WLNZ

Lansing, Michigan; United States;
- Frequency: 89.7 MHz (HD Radio)
- Branding: Michigan Public

Programming
- Format: Public radio
- Affiliations: Michigan Public National Public Radio American Public Media Public Radio International BBC World Service

Ownership
- Owner: Lansing Community College

History
- First air date: February 11, 1994
- Call sign meaning: Lansing

Technical information
- Licensing authority: FCC
- Facility ID: 36537
- Class: A
- Power: 420 watts
- HAAT: 30 meters
- Transmitter coordinates: 42°44′15″N 84°33′12″W﻿ / ﻿42.73750°N 84.55333°W

Links
- Public license information: Public file; LMS;
- Website: www.lcc.edu/radio/

= WLNZ =

Radio station in Lansing, Michigan

WLNZ (89.7 FM) is a non-commercial radio station located in Lansing, Michigan, simulcasting the regional Michigan Public network of public radio stations. The station is owned by Lansing Community College.

==History==
Originally WLNZ wanted to be branded as WLNS, however, WLNS had already been taken by WLNS-TV, a local CBS affiliate, so it landed on WLNZ.

===Technical===
The station began broadcasting on February 11, 1994, with 100 watts. Power was increased to 420 watts in 2001. WLNZ began broadcasting in HD in 2006.

===Programming===
Programming originally consisted mainly of jazz and blues music, but it changed formats to adult album alternative typically throughout the daytime hours weekdays, with different programming on the weekend. The station typically played "Triple-A" music, but ventured out to many genres of music, branding itself as the "True Variety Station".

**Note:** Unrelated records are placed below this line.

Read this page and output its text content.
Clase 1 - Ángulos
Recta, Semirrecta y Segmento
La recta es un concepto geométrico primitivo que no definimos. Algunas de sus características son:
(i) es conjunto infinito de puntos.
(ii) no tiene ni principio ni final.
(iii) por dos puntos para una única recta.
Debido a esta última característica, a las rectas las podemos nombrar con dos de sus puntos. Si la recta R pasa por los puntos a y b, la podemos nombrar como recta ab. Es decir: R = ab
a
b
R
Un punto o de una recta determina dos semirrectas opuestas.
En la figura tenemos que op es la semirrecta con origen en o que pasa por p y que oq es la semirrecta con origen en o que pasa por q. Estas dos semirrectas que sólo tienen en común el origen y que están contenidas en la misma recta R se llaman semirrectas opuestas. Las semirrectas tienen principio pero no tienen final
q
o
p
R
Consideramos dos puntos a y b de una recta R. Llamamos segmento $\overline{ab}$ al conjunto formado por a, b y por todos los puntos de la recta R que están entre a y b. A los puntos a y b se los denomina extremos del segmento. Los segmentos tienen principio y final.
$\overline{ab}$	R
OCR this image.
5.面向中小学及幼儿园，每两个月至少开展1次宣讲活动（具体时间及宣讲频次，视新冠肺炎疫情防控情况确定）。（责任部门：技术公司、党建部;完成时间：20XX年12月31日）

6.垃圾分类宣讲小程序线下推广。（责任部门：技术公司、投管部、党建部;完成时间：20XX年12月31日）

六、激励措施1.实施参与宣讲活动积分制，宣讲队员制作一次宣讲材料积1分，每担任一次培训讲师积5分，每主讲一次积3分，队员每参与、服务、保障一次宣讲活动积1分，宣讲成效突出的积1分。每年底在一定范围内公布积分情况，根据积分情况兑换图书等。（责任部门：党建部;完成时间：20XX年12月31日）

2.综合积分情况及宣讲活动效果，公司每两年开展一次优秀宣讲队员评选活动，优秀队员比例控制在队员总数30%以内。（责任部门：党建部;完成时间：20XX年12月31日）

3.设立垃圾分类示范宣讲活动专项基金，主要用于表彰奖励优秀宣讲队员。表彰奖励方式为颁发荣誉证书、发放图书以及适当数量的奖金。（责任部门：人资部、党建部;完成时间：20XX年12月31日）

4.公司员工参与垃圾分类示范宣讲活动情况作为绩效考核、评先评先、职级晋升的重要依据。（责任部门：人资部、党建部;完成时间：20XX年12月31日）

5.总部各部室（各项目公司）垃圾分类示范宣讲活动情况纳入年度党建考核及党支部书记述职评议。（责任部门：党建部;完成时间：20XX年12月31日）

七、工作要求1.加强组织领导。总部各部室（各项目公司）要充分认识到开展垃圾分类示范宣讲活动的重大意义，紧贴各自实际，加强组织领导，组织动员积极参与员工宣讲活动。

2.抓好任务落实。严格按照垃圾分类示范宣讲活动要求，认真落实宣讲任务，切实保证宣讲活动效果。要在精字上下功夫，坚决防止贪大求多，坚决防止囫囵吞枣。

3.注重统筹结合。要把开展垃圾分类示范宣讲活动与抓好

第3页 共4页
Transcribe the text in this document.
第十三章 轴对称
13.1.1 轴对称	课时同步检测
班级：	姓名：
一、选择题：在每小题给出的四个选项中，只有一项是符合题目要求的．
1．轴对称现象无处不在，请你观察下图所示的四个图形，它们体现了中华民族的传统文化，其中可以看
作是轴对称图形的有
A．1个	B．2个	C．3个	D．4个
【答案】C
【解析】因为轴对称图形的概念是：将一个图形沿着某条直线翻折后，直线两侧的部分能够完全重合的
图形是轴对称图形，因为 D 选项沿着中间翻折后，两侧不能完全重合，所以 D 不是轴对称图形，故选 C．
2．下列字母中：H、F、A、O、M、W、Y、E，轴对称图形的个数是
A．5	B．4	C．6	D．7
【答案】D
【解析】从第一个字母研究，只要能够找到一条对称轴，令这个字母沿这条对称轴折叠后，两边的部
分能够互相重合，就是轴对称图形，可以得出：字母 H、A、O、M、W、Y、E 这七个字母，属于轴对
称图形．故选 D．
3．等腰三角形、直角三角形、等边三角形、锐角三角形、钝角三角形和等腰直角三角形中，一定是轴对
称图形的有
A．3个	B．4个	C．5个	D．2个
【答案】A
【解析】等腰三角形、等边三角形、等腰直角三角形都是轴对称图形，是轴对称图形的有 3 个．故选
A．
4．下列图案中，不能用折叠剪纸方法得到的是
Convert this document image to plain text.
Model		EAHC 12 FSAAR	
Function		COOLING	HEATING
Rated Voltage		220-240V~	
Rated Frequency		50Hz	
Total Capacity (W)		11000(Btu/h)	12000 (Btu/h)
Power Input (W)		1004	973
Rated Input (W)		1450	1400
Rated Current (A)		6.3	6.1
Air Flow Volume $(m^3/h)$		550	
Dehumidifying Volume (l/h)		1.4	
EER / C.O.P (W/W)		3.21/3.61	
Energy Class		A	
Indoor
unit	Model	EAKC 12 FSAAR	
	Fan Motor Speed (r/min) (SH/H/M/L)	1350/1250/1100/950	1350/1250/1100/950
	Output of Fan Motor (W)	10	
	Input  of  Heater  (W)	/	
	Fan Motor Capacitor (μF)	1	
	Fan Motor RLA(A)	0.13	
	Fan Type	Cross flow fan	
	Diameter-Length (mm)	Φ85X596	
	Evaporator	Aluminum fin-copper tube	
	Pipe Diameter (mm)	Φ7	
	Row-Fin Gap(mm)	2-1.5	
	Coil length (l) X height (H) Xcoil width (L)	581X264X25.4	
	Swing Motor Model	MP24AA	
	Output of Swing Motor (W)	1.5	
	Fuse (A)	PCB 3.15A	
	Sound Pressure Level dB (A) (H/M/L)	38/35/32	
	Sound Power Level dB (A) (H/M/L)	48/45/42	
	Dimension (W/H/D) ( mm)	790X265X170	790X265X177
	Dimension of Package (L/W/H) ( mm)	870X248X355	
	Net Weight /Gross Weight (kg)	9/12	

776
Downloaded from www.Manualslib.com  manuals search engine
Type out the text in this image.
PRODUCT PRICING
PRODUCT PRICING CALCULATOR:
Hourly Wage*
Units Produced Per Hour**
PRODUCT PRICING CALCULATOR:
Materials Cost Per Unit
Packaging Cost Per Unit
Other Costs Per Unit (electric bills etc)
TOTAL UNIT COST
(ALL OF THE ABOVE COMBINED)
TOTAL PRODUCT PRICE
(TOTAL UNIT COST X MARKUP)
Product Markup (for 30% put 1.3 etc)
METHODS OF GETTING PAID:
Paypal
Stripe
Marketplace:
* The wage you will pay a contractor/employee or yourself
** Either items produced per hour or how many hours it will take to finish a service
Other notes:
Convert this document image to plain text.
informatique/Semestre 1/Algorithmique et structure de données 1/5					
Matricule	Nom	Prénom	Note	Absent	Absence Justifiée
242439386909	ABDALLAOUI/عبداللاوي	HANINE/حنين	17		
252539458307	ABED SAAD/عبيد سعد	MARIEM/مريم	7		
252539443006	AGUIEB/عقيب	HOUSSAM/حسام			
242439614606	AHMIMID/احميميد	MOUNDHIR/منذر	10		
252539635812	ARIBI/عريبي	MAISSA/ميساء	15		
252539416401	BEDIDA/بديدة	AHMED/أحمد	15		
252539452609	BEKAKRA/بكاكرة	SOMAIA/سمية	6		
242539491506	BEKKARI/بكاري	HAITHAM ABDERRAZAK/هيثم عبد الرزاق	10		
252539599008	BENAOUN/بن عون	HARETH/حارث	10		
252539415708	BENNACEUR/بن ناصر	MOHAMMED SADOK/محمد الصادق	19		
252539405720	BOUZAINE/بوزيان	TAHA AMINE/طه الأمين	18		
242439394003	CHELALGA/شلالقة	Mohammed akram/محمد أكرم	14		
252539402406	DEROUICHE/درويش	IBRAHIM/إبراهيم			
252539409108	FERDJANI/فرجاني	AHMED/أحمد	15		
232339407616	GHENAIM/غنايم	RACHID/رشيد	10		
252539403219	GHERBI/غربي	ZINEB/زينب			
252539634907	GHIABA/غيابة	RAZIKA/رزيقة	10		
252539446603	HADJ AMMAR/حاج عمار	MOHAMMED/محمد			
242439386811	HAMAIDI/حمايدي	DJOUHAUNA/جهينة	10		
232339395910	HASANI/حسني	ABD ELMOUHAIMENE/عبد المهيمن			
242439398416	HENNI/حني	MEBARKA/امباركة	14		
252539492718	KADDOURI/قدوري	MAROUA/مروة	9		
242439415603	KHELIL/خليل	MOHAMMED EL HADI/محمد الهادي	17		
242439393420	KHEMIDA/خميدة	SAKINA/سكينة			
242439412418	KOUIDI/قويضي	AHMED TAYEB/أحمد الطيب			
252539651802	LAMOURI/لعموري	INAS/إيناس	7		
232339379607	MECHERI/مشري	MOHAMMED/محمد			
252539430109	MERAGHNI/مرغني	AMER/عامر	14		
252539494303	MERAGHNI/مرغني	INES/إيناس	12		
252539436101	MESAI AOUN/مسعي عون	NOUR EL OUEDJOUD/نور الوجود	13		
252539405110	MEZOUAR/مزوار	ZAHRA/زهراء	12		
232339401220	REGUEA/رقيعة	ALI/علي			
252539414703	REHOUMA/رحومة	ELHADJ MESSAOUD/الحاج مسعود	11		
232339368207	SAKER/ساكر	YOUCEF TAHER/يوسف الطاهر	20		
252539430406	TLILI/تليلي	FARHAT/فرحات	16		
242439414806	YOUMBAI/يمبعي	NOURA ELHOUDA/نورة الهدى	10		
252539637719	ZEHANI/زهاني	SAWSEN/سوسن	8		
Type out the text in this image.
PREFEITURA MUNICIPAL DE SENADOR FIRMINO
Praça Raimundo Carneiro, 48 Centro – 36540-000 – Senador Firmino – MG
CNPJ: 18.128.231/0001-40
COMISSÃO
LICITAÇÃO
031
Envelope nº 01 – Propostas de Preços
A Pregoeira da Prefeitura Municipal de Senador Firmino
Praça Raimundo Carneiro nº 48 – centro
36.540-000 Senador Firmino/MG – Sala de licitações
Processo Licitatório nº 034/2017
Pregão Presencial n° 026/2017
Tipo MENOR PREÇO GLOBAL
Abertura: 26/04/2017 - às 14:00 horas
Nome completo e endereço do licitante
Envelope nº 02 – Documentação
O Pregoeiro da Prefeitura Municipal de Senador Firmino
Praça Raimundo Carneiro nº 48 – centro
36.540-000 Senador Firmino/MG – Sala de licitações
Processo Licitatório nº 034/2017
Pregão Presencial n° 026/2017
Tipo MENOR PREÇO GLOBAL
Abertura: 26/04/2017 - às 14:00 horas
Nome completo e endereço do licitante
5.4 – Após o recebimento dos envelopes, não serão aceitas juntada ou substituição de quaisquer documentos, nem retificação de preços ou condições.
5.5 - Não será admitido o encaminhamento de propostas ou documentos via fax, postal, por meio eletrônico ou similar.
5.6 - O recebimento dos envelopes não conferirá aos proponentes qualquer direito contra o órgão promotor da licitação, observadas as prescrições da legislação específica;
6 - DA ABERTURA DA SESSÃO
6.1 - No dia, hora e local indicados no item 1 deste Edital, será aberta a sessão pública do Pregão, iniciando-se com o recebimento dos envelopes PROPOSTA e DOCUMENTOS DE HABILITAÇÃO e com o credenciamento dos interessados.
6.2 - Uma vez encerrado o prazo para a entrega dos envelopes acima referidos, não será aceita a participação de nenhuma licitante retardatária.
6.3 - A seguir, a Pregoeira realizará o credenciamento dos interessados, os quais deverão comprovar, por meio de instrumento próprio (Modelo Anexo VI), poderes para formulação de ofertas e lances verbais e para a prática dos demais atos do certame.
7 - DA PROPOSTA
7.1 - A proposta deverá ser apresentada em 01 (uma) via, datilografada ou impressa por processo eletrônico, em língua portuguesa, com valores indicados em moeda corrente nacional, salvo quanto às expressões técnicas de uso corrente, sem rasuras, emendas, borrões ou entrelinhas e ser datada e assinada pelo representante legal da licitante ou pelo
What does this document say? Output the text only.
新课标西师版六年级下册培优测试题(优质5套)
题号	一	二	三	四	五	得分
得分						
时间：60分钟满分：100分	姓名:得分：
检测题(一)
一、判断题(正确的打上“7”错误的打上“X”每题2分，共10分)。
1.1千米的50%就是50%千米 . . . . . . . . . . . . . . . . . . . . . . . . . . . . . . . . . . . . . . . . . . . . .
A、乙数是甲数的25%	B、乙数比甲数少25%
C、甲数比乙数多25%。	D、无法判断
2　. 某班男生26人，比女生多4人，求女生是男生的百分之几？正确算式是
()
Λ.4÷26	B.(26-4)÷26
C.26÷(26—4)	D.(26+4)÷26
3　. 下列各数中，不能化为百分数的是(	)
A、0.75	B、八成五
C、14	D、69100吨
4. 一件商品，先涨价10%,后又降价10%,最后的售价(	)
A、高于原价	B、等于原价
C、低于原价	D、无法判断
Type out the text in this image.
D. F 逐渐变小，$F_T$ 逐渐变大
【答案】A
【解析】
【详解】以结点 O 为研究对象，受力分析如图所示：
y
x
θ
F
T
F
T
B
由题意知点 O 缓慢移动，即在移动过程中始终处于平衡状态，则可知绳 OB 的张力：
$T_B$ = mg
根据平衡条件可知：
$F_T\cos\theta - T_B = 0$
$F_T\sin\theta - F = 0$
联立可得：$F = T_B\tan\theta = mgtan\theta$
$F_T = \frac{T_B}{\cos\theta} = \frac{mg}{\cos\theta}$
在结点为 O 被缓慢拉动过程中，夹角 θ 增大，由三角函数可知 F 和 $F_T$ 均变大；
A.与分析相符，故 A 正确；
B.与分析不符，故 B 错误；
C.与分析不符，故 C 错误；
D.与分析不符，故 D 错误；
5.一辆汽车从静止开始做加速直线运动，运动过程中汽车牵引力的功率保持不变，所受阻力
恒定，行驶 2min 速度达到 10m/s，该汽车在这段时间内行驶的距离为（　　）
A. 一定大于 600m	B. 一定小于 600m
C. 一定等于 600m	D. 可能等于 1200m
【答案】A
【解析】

The station featured a lot of Michigan music and shows dedicated to Michigan artists throughout the day. These features ranged from the "Local Lunch Hour", where nothing but Michigan music was played, to the "M-89.7" artist spotlight, where one Michigan artist or band is chosen to be "spotlighted" through one whole month.

Each morning there was a live local talk show called Coffee Break, which was televised in the Lansing area on Comcast local public-access television. WLNZ's original jazz format continued on its HD2 subchannel, which was branded as Jazz Now!.

===Closure===
WLNZ ceased operations March 13, 2020 as a result of the COVID-19 pandemic. It announced June 18, 2020 that it would permanently sign off June 30, however the school's president contradicted this report on June 22.

===Partnership with Michigan Public===
WLNZ started simulcasting the programs of Michigan Public (at the time known as "Michigan Radio") on November 15, 2021. As part of the deal between Lansing Community College and Michigan Public, the college continues to provide locally produced programming every Saturday at 1 PM, and every Sunday at 6 PM. Most of Lansing gets a decent signal from Michigan Public flagship WUOM-FM in Ann Arbor.